Just look at the crab cakes. On the Vinings menu: Maryland crab cake, watercress and citrus salad, tarragon-lemon cream, $15. On the Midtown menu: Maryland crab cake, roasted and pickled carrots, harissa crema, $15. On the Buckhead menu: Jumbo lump crab cake, apple fennel slaw, cider vinegar-molasses, $15. Do you like it safe and tame, or bold and tangy, or super seasonal?

That apple fennel slaw was very much on point and of the autumnal moment. On the other hand, the famous, amazing fried chicken looks the same at all three places for $19. The trout also looks and costs the same, but it shifts from specialties to the other entree section.

The standout appetizer was the roasted oysters with fennel cream, andouille crumble, charred lemon. Given its fluffy richness, this pillowy, snazzy Rockefeller interpretation lifted easily from the shell and held together properly on the fork. The bourbon-cured smoked salmon also demonstrated some solid Southern flair.

Something that is only happening at the Buckhead location is a “for the table” section, which includes three plates from $30 to $90 and serves four to six people family-style. We ordered the red quinoa and spicy field arugula. The salad was served on a huge, gorgeous platter, but we quickly encountered long leaf problems as we transferred it from the platter to our small appetizer plates.

The fried chicken.

The other two family-style options are sea scallops and a tea brined-smoked chicken, so you could actually feed four people off this menu for a total of $120.

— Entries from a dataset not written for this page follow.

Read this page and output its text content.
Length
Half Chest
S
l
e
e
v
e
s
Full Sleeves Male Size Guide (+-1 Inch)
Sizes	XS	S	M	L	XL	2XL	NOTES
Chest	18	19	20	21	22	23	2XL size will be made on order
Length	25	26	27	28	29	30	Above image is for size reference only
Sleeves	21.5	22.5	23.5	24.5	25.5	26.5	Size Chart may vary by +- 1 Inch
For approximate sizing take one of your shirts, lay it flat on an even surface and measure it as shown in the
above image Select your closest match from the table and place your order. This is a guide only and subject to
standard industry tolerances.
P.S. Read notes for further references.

The dessert menu is $9 flat, and it’s worth it. That terrific coconut tart I first tasted in Vinings has been seriously upgraded to a cream pie, but the star of the dessert menu is unquestionably the lightly delightful lemon doberge cake.

SCK often gets proper credit for being a place of Southern comfort foods, but the deeper truth is that it’s got a solid grasp of New Orleans cuisine specifically. See also: the sour dough beignets with pecan pie filling and bourbon anglaise. The Buckhead bourbon and whiskey menu is their most extensive yet, while the cocktail menu tends more toward the stiff and less toward the sugary.

The roasted oysters.

Executive Chef Jason Starnes, formerly of The Sun Dial at the Westin Peachtree Plaza, is certainly off to a running start. Fifth Group has wisely hired a chef who can maintain the classic SCK personality while applying some of his own creativity and regional expertise to the new location. Spitting distance away at Southern Art and Bourbon Bar, celebrity chef Art Smith had better not rest on his laurels. Starnes has come down from his revolving tower in the Downtown skyline to vanquish competitors at ground level and Buckhead dining certainly just got a little more interesting.